Pair Corralation between Capital One and Washington Federal
Assuming the 90 days trading horizon Capital One Financial is expected to under-perform the Washington Federal. But the preferred stock apears to be less risky and, when comparing its historical volatility, Capital One Financial is 1.32 times less risky than Washington Federal. The preferred stock trades about -0.07 of its potential returns per unit of risk. The Washington Federal is currently generating about -0.03 of returns per unit of risk over similar time horizon. If you would invest 1,839 in Washington Federal on September 13, 2024 and sell it today you would lose (52.00) from holding Washington Federal or give up 2.83% of portfolio value over 90 days.

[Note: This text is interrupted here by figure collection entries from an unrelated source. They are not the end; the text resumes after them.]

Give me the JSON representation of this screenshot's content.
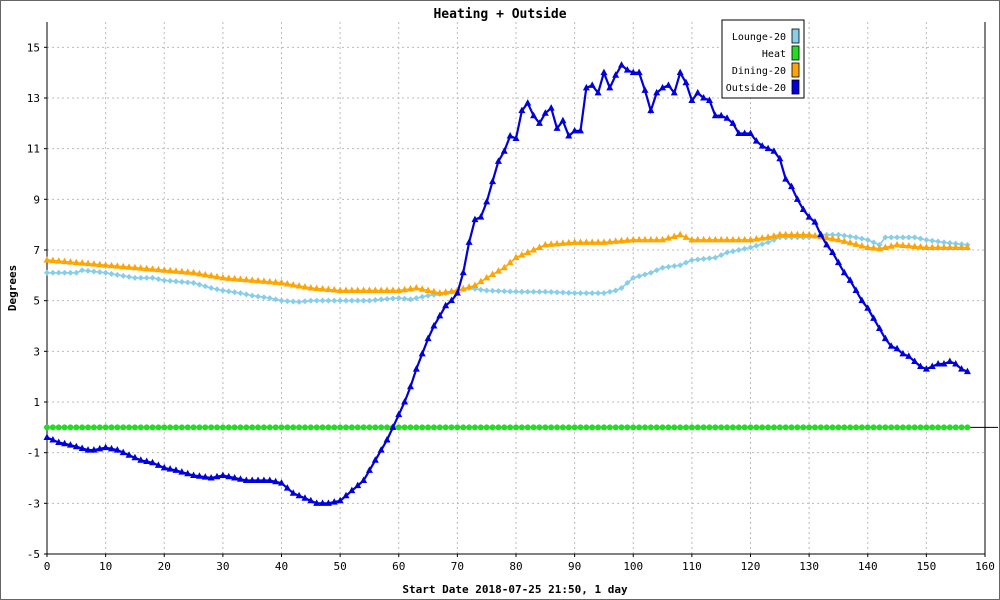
{
  "chart_data": {
    "type": "line",
    "title": "Heating + Outside",
    "xlabel": "Start Date 2018-07-25 21:50, 1 day",
    "ylabel": "Degrees",
    "xlim": [
      0,
      160
    ],
    "ylim": [
      -5,
      16
    ],
    "x_ticks": [
      0,
      10,
      20,
      30,
      40,
      50,
      60,
      70,
      80,
      90,
      100,
      110,
      120,
      130,
      140,
      150,
      160
    ],
    "y_ticks": [
      -5,
      -3,
      -1,
      1,
      3,
      5,
      7,
      9,
      11,
      13,
      15
    ],
    "grid": true,
    "legend_position": "top-right",
    "series": [
      {
        "name": "Lounge-20",
        "color": "#87ceeb",
        "marker": "diamond",
        "points": [
          [
            0,
            6.1
          ],
          [
            5,
            6.1
          ],
          [
            6,
            6.2
          ],
          [
            10,
            6.1
          ],
          [
            15,
            5.9
          ],
          [
            18,
            5.9
          ],
          [
            20,
            5.8
          ],
          [
            25,
            5.7
          ],
          [
            28,
            5.5
          ],
          [
            30,
            5.4
          ],
          [
            33,
            5.3
          ],
          [
            35,
            5.2
          ],
          [
            38,
            5.1
          ],
          [
            40,
            5.0
          ],
          [
            43,
            4.95
          ],
          [
            45,
            5.0
          ],
          [
            50,
            5.0
          ],
          [
            55,
            5.0
          ],
          [
            57,
            5.05
          ],
          [
            60,
            5.1
          ],
          [
            62,
            5.05
          ],
          [
            65,
            5.2
          ],
          [
            68,
            5.3
          ],
          [
            72,
            5.5
          ],
          [
            75,
            5.4
          ],
          [
            80,
            5.35
          ],
          [
            85,
            5.35
          ],
          [
            90,
            5.3
          ],
          [
            95,
            5.3
          ],
          [
            97,
            5.4
          ],
          [
            98,
            5.5
          ],
          [
            100,
            5.9
          ],
          [
            103,
            6.1
          ],
          [
            105,
            6.3
          ],
          [
            108,
            6.4
          ],
          [
            110,
            6.6
          ],
          [
            114,
            6.7
          ],
          [
            116,
            6.9
          ],
          [
            120,
            7.1
          ],
          [
            123,
            7.3
          ],
          [
            125,
            7.5
          ],
          [
            130,
            7.5
          ],
          [
            132,
            7.6
          ],
          [
            135,
            7.6
          ],
          [
            138,
            7.5
          ],
          [
            140,
            7.4
          ],
          [
            142,
            7.2
          ],
          [
            143,
            7.5
          ],
          [
            148,
            7.5
          ],
          [
            150,
            7.4
          ],
          [
            153,
            7.3
          ],
          [
            157,
            7.2
          ]
        ]
      },
      {
        "name": "Heat",
        "color": "#22dd22",
        "marker": "circle",
        "points": [
          [
            0,
            0
          ],
          [
            157,
            0
          ]
        ]
      },
      {
        "name": "Dining-20",
        "color": "#ffa500",
        "marker": "triangle",
        "points": [
          [
            0,
            6.6
          ],
          [
            5,
            6.5
          ],
          [
            10,
            6.4
          ],
          [
            15,
            6.3
          ],
          [
            20,
            6.2
          ],
          [
            25,
            6.1
          ],
          [
            30,
            5.9
          ],
          [
            35,
            5.8
          ],
          [
            40,
            5.7
          ],
          [
            45,
            5.5
          ],
          [
            50,
            5.4
          ],
          [
            55,
            5.4
          ],
          [
            60,
            5.4
          ],
          [
            63,
            5.5
          ],
          [
            65,
            5.4
          ],
          [
            67,
            5.3
          ],
          [
            70,
            5.4
          ],
          [
            73,
            5.6
          ],
          [
            75,
            5.9
          ],
          [
            78,
            6.3
          ],
          [
            80,
            6.7
          ],
          [
            83,
            7.0
          ],
          [
            85,
            7.2
          ],
          [
            90,
            7.3
          ],
          [
            95,
            7.3
          ],
          [
            100,
            7.4
          ],
          [
            105,
            7.4
          ],
          [
            108,
            7.6
          ],
          [
            110,
            7.4
          ],
          [
            115,
            7.4
          ],
          [
            120,
            7.4
          ],
          [
            123,
            7.5
          ],
          [
            125,
            7.6
          ],
          [
            130,
            7.6
          ],
          [
            135,
            7.4
          ],
          [
            140,
            7.1
          ],
          [
            142,
            7.05
          ],
          [
            145,
            7.2
          ],
          [
            150,
            7.1
          ],
          [
            153,
            7.1
          ],
          [
            157,
            7.1
          ]
        ]
      },
      {
        "name": "Outside-20",
        "color": "#0000dd",
        "marker": "triangle",
        "points": [
          [
            0,
            -0.4
          ],
          [
            2,
            -0.6
          ],
          [
            4,
            -0.7
          ],
          [
            7,
            -0.9
          ],
          [
            8,
            -0.9
          ],
          [
            10,
            -0.8
          ],
          [
            12,
            -0.9
          ],
          [
            14,
            -1.1
          ],
          [
            16,
            -1.3
          ],
          [
            18,
            -1.4
          ],
          [
            20,
            -1.6
          ],
          [
            22,
            -1.7
          ],
          [
            25,
            -1.9
          ],
          [
            28,
            -2.0
          ],
          [
            30,
            -1.9
          ],
          [
            32,
            -2.0
          ],
          [
            34,
            -2.1
          ],
          [
            36,
            -2.1
          ],
          [
            38,
            -2.1
          ],
          [
            40,
            -2.2
          ],
          [
            42,
            -2.6
          ],
          [
            44,
            -2.8
          ],
          [
            46,
            -3.0
          ],
          [
            48,
            -3.0
          ],
          [
            50,
            -2.9
          ],
          [
            52,
            -2.5
          ],
          [
            54,
            -2.1
          ],
          [
            56,
            -1.3
          ],
          [
            58,
            -0.5
          ],
          [
            60,
            0.5
          ],
          [
            61,
            1.0
          ],
          [
            62,
            1.6
          ],
          [
            63,
            2.3
          ],
          [
            64,
            2.9
          ],
          [
            65,
            3.5
          ],
          [
            66,
            4.0
          ],
          [
            67,
            4.4
          ],
          [
            68,
            4.8
          ],
          [
            69,
            5.0
          ],
          [
            70,
            5.3
          ],
          [
            71,
            6.1
          ],
          [
            72,
            7.3
          ],
          [
            73,
            8.2
          ],
          [
            74,
            8.3
          ],
          [
            75,
            8.9
          ],
          [
            76,
            9.7
          ],
          [
            77,
            10.5
          ],
          [
            78,
            10.9
          ],
          [
            79,
            11.5
          ],
          [
            80,
            11.4
          ],
          [
            81,
            12.5
          ],
          [
            82,
            12.8
          ],
          [
            83,
            12.3
          ],
          [
            84,
            12.0
          ],
          [
            85,
            12.4
          ],
          [
            86,
            12.6
          ],
          [
            87,
            11.8
          ],
          [
            88,
            12.1
          ],
          [
            89,
            11.5
          ],
          [
            90,
            11.7
          ],
          [
            91,
            11.7
          ],
          [
            92,
            13.4
          ],
          [
            93,
            13.5
          ],
          [
            94,
            13.2
          ],
          [
            95,
            14.0
          ],
          [
            96,
            13.4
          ],
          [
            97,
            13.9
          ],
          [
            98,
            14.3
          ],
          [
            99,
            14.1
          ],
          [
            100,
            14.0
          ],
          [
            101,
            14.0
          ],
          [
            102,
            13.3
          ],
          [
            103,
            12.5
          ],
          [
            104,
            13.2
          ],
          [
            105,
            13.4
          ],
          [
            106,
            13.5
          ],
          [
            107,
            13.2
          ],
          [
            108,
            14.0
          ],
          [
            109,
            13.6
          ],
          [
            110,
            12.9
          ],
          [
            111,
            13.2
          ],
          [
            112,
            13.0
          ],
          [
            113,
            12.9
          ],
          [
            114,
            12.3
          ],
          [
            115,
            12.3
          ],
          [
            116,
            12.2
          ],
          [
            117,
            12.0
          ],
          [
            118,
            11.6
          ],
          [
            119,
            11.6
          ],
          [
            120,
            11.6
          ],
          [
            121,
            11.3
          ],
          [
            122,
            11.1
          ],
          [
            123,
            11.0
          ],
          [
            124,
            10.9
          ],
          [
            125,
            10.6
          ],
          [
            126,
            9.8
          ],
          [
            127,
            9.5
          ],
          [
            128,
            9.0
          ],
          [
            129,
            8.6
          ],
          [
            130,
            8.3
          ],
          [
            131,
            8.1
          ],
          [
            132,
            7.6
          ],
          [
            133,
            7.2
          ],
          [
            134,
            6.9
          ],
          [
            135,
            6.5
          ],
          [
            136,
            6.1
          ],
          [
            137,
            5.8
          ],
          [
            138,
            5.4
          ],
          [
            139,
            5.0
          ],
          [
            140,
            4.7
          ],
          [
            141,
            4.3
          ],
          [
            142,
            3.9
          ],
          [
            143,
            3.5
          ],
          [
            144,
            3.2
          ],
          [
            145,
            3.1
          ],
          [
            146,
            2.9
          ],
          [
            147,
            2.8
          ],
          [
            148,
            2.6
          ],
          [
            149,
            2.4
          ],
          [
            150,
            2.3
          ],
          [
            151,
            2.4
          ],
          [
            152,
            2.5
          ],
          [
            153,
            2.5
          ],
          [
            154,
            2.6
          ],
          [
            155,
            2.5
          ],
          [
            156,
            2.3
          ],
          [
            157,
            2.2
          ]
        ]
      }
    ]
  }
}
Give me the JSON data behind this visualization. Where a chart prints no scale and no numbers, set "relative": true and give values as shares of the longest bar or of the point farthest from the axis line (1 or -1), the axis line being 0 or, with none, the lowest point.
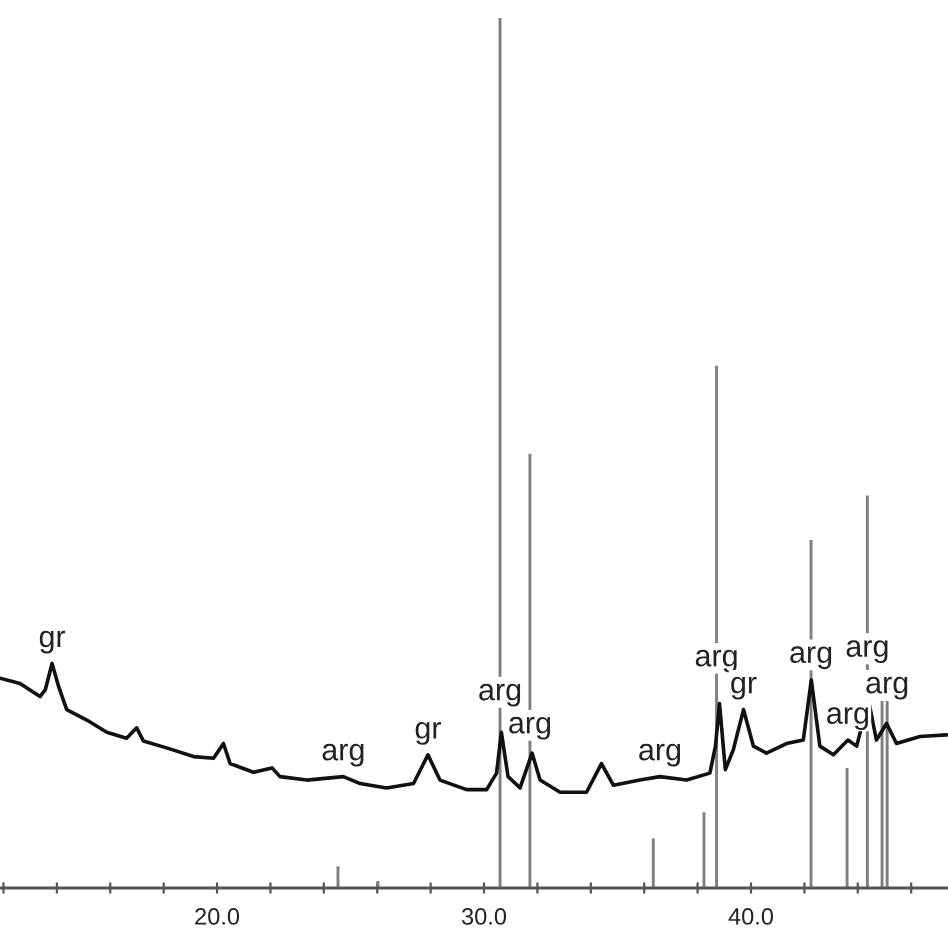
{
  "chart_data": {
    "type": "line",
    "relative": true,
    "xlim": [
      11.87,
      47.38
    ],
    "xticks": [
      {
        "value": 12,
        "label": null
      },
      {
        "value": 14,
        "label": null
      },
      {
        "value": 16,
        "label": null
      },
      {
        "value": 18,
        "label": null
      },
      {
        "value": 20,
        "label": "20.0"
      },
      {
        "value": 22,
        "label": null
      },
      {
        "value": 24,
        "label": null
      },
      {
        "value": 26,
        "label": null
      },
      {
        "value": 28,
        "label": null
      },
      {
        "value": 30,
        "label": "30.0"
      },
      {
        "value": 32,
        "label": null
      },
      {
        "value": 34,
        "label": null
      },
      {
        "value": 36,
        "label": null
      },
      {
        "value": 38,
        "label": null
      },
      {
        "value": 40,
        "label": "40.0"
      },
      {
        "value": 42,
        "label": null
      },
      {
        "value": 44,
        "label": null
      },
      {
        "value": 46,
        "label": null
      }
    ],
    "series": [
      {
        "type": "bar",
        "color": "#808080",
        "x": [
          24.53,
          26.03,
          30.6,
          31.72,
          36.34,
          38.24,
          38.71,
          42.25,
          43.6,
          44.36,
          44.91,
          45.1
        ],
        "values": [
          0.025,
          0.008,
          1.0,
          0.499,
          0.057,
          0.087,
          0.6,
          0.4,
          0.138,
          0.451,
          0.215,
          0.215
        ]
      },
      {
        "color": "#111111",
        "x": [
          11.87,
          12.62,
          13.37,
          13.57,
          13.82,
          14.07,
          14.37,
          15.12,
          15.87,
          16.61,
          16.99,
          17.24,
          18.11,
          19.12,
          19.87,
          20.24,
          20.49,
          21.36,
          22.06,
          22.36,
          23.36,
          24.73,
          25.36,
          26.35,
          27.36,
          27.9,
          28.35,
          29.35,
          29.85,
          30.1,
          30.47,
          30.65,
          30.9,
          31.35,
          31.8,
          32.1,
          32.85,
          33.84,
          34.4,
          34.85,
          35.84,
          36.59,
          37.59,
          38.46,
          38.67,
          38.82,
          39.04,
          39.34,
          39.72,
          40.09,
          40.58,
          41.33,
          41.96,
          42.26,
          42.58,
          43.09,
          43.63,
          43.96,
          44.4,
          44.7,
          45.08,
          45.45,
          46.33,
          47.33
        ],
        "values": [
          0.241,
          0.235,
          0.22,
          0.228,
          0.258,
          0.231,
          0.205,
          0.193,
          0.179,
          0.172,
          0.184,
          0.169,
          0.161,
          0.151,
          0.149,
          0.166,
          0.143,
          0.133,
          0.138,
          0.128,
          0.124,
          0.128,
          0.12,
          0.115,
          0.12,
          0.153,
          0.124,
          0.113,
          0.113,
          0.113,
          0.132,
          0.179,
          0.128,
          0.115,
          0.155,
          0.124,
          0.11,
          0.11,
          0.143,
          0.118,
          0.124,
          0.128,
          0.124,
          0.132,
          0.163,
          0.212,
          0.136,
          0.159,
          0.205,
          0.163,
          0.155,
          0.166,
          0.17,
          0.239,
          0.163,
          0.153,
          0.17,
          0.163,
          0.216,
          0.17,
          0.189,
          0.166,
          0.174,
          0.176
        ]
      }
    ],
    "annotations": [
      {
        "text": "gr",
        "x": 13.82,
        "y": 0.258
      },
      {
        "text": "arg",
        "x": 24.73,
        "y": 0.128
      },
      {
        "text": "gr",
        "x": 27.9,
        "y": 0.153
      },
      {
        "text": "arg",
        "x": 30.6,
        "y": 0.197
      },
      {
        "text": "arg",
        "x": 31.72,
        "y": 0.159
      },
      {
        "text": "arg",
        "x": 36.59,
        "y": 0.128
      },
      {
        "text": "arg",
        "x": 38.71,
        "y": 0.236
      },
      {
        "text": "gr",
        "x": 39.72,
        "y": 0.205
      },
      {
        "text": "arg",
        "x": 42.25,
        "y": 0.24
      },
      {
        "text": "arg",
        "x": 43.63,
        "y": 0.17
      },
      {
        "text": "arg",
        "x": 44.36,
        "y": 0.247
      },
      {
        "text": "arg",
        "x": 45.1,
        "y": 0.205
      }
    ]
  }
}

Time Period | 3 Months [change] |
Direction | Moves Together |
Strength | Significant |
Accuracy | 100.0% |
Values | Daily Returns |
Capital One Financial vs. Washington Federal
Performance |
Timeline |
Capital One Financial |
Washington Federal |
Capital One and Washington Federal Volatility Contrast
Predicted Return Density |
Returns |
Pair Trading with Capital One and Washington Federal
The main advantage of trading using opposite Capital One and Washington Federal positions is that it hedges away some unsystematic risk. Because of two separate transactions, even if Capital One position performs unexpectedly, Washington Federal can make up some of the losses. Pair trading also minimizes risk from directional movements in the market. For example, if an entire industry or sector drops because of unexpected headlines, the short position in Washington Federal will offset losses from the drop in Washington Federal's long position.Capital One vs. Babcock Wilcox Enterprises | Capital One vs. XOMA Corporation | Capital One vs. Brighthouse Financial | Capital One vs. Presidio Property Trust |
Washington Federal vs. Capital One Financial | Washington Federal vs. Capital One Financial | Washington Federal vs. Bank of America |
Check out your portfolio center.Note that this page's information should be used as a complementary analysis to find the right mix of equity instruments to add to your existing portfolios or create a brand new portfolio. You can also try the Piotroski F Score module to get Piotroski F Score based on the binary analysis strategy of nine different fundamentals.